A história de Bárbara Dias e da “cerimônia do sino da vitória” no HAC se conectam e reforçam o sentido atribuído à sala de infusão pelos profissionais que nela atuam. Como explica a enfermeira Gislene Silva, a sala de infusão é um ambiente de acolhimento. “A pessoa pode chegar derrotada e sem esperança. A primeira quimioterapia é o ponto crucial para despertar a esperança e o desejo de continuar. Na última sessão, quando toca o sino, ela abre um sorriso que justifica o nosso trabalho”, confessa.

Segundo Gislene, ao receber o diagnóstico de câncer, a maioria das pessoas o interpreta como uma sentença de morte por se tratar de uma doença estigmatizada e de difícil manejo. “Tenho uma frase que uso com nossos pacientes: na sala de infusão servimos o soro da esperança, se existe tratamento, existe chance de cura".

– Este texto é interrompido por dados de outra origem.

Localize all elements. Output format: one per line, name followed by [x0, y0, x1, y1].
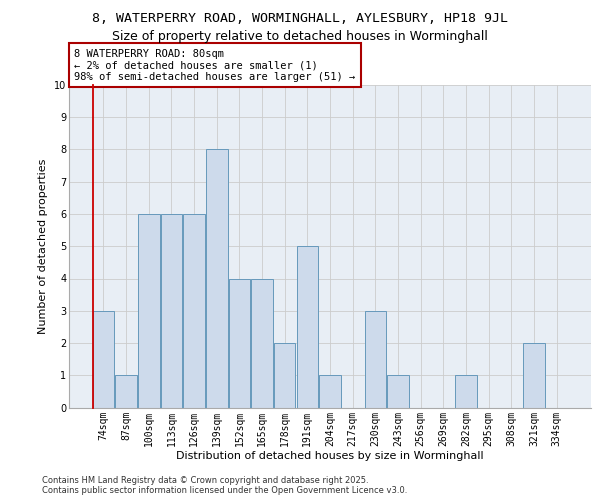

A enfermeira oncologista Giselle Vaz, que também atua no setor de Quimioterapia do HAC, reconhece que ela e os demais profissionais do hospital têm a responsabilidade de cuidar de seres humanos que vivenciam uma das piores fases de suas vidas. “Não podemos esquecer de que essas pessoas são muito mais do que um diagnóstico, elas têm uma história de vida e são o amor de alguém. Como diria Patch Adams – médico norte-americano e um dos pioneiros da humanização da assistência hospitalar, ‘ao cuidar de uma doença você pode ganhar ou perder. Ao cuidar de uma pessoa você sempre ganha’”, reitera.

Toque o sino

Foi esse sentimento de vitória que motivou uma ex-paciente do hospital a doar o sino que hoje simboliza a retomada das rédeas da própria vida para aqueles que o tocam. Depois de saber sobre a prática por meio de uma reportagem jornalística em 2020, essa ex-paciente, que tratava um câncer de mama, contou que desejava tocar o artefato de bronze para marcar o fim das suas sessões de quimioterapia. “E assim aconteceu, no último ciclo de quimioterapia, ela e o esposo doaram o sino para a sala de infusão e o tocaram pela primeira vez”, relembra Giselle Vaz.

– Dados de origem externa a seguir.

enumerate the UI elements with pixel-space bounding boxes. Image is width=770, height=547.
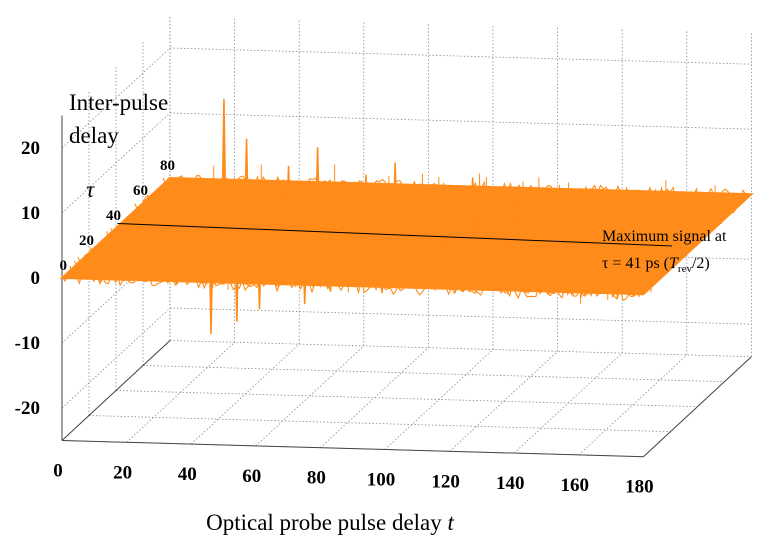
axis-edge (61, 340, 171, 441)
signal-peak (469, 177, 476, 238)
leftwall-gridline (61, 307, 171, 409)
t-tick-label: 20 (113, 462, 132, 483)
signal-peak (221, 98, 227, 231)
floor-gridline (169, 340, 752, 358)
signal-peak (482, 236, 489, 284)
x-axis-label: Optical probe pulse delay t (206, 510, 454, 535)
signal-peak (641, 240, 647, 275)
z-tick-label: -10 (15, 333, 40, 354)
z-tick-label: -20 (15, 398, 40, 419)
tau-tick-label: 0 (60, 258, 68, 274)
floor-gridline (142, 365, 725, 383)
t-tick-label: 60 (242, 466, 261, 487)
annotation-marks (117, 223, 673, 247)
y-axis-label-line1: Inter-pulse (69, 90, 168, 115)
tau-tick-label: 20 (79, 233, 94, 249)
signal-peak (256, 229, 263, 310)
y-axis-label-line2: delay (69, 123, 119, 148)
axis-edge (643, 356, 752, 458)
tau-tick-label: 40 (106, 208, 121, 224)
t-tick-label: 0 (53, 461, 63, 482)
t-tick-label: 160 (561, 475, 590, 496)
signal-peak (547, 192, 553, 240)
signal-peak (534, 237, 541, 279)
leftwall-gridline (61, 47, 171, 149)
floor-gridline (115, 390, 698, 408)
z-tick-label: 10 (21, 203, 40, 224)
t-tick-label: 80 (307, 468, 326, 489)
floor-gridline (578, 354, 688, 456)
signal-peak (327, 231, 334, 292)
signal-peak (518, 198, 524, 239)
surface-strand (158, 180, 739, 213)
surface-strand (102, 234, 682, 265)
signal-peak (673, 215, 679, 244)
t-tick-label: 40 (178, 464, 197, 485)
floor-gridline (126, 342, 235, 443)
signal-peak (456, 235, 463, 283)
t-tick-label: 140 (496, 473, 525, 494)
surface (59, 98, 754, 335)
signal-peak (611, 239, 618, 274)
annotation-line1: Maximum signal at (602, 228, 727, 245)
surface-strand (167, 174, 747, 205)
signal-peak (314, 147, 321, 234)
t-tick-label: 120 (431, 471, 460, 492)
tau-tick-label: 60 (133, 183, 148, 199)
signal-peak (285, 165, 292, 233)
floor-gridline (88, 415, 671, 433)
signal-peak (172, 188, 179, 230)
signal-peak (689, 209, 696, 244)
annotation-line2: τ = 41 ps (Trev/2) (602, 255, 710, 275)
t-tick-label: 100 (367, 470, 396, 491)
max-signal-line (117, 223, 673, 247)
surface-strand (89, 243, 670, 276)
signal-peak (208, 228, 214, 335)
floor-gridline (320, 347, 429, 448)
signal-peak (440, 183, 447, 237)
signal-peak (563, 238, 570, 280)
floor-gridline (449, 351, 558, 452)
tau-tick-label: 80 (160, 158, 175, 174)
signal-peak (301, 231, 308, 305)
axis-line-t (61, 440, 644, 458)
z-tick-label: 0 (31, 268, 41, 289)
signal-peak (243, 138, 250, 232)
surface-strand (122, 215, 702, 246)
t-tick-label: 180 (625, 477, 654, 498)
y-axis-symbol: τ (86, 177, 95, 202)
signal-peak (392, 162, 398, 236)
surface-strand (65, 267, 645, 298)
backwall-gridline (169, 47, 752, 65)
signal-peak (624, 201, 631, 242)
surface-strand (81, 252, 662, 285)
backwall-gridline (169, 307, 752, 325)
signal-peak (595, 206, 602, 241)
floor-gridline (190, 343, 300, 445)
z-tick-label: 20 (21, 138, 40, 159)
backwall-gridline (169, 112, 752, 130)
signal-peak (234, 229, 240, 322)
leftwall-gridline (61, 112, 171, 214)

Desde então instalado na sala de infusão do HAC, o sino que remete à campanha mundial “Ring the Bell” foi rebatizado como “Sino da Vitória”. Para a coordenadora da unidade ambulatorial oncológica e quimioterápica do HAC, a enfermeira Cíntia Esteves Soares, ele representa o ápice do trabalho dos profissionais do hospital. “O sino representa o fim de um ciclo de forma vitoriosa”.

O que viria a se tornar uma tradição internacional, teve origem em 1996, em um dos hospitais de referência em tratamento oncológico nos Estados Unidos – o M. D. Anderson Cancer Center, quando o almirante da Marinha Irve Le Moyne, em tratamento de um câncer de cabeça e pescoço, fez a doação de um sino para o setor de radioterapia como forma de celebrar a superação da doença. Assim nasceu o “Ring the Bell” (Toque o Sino).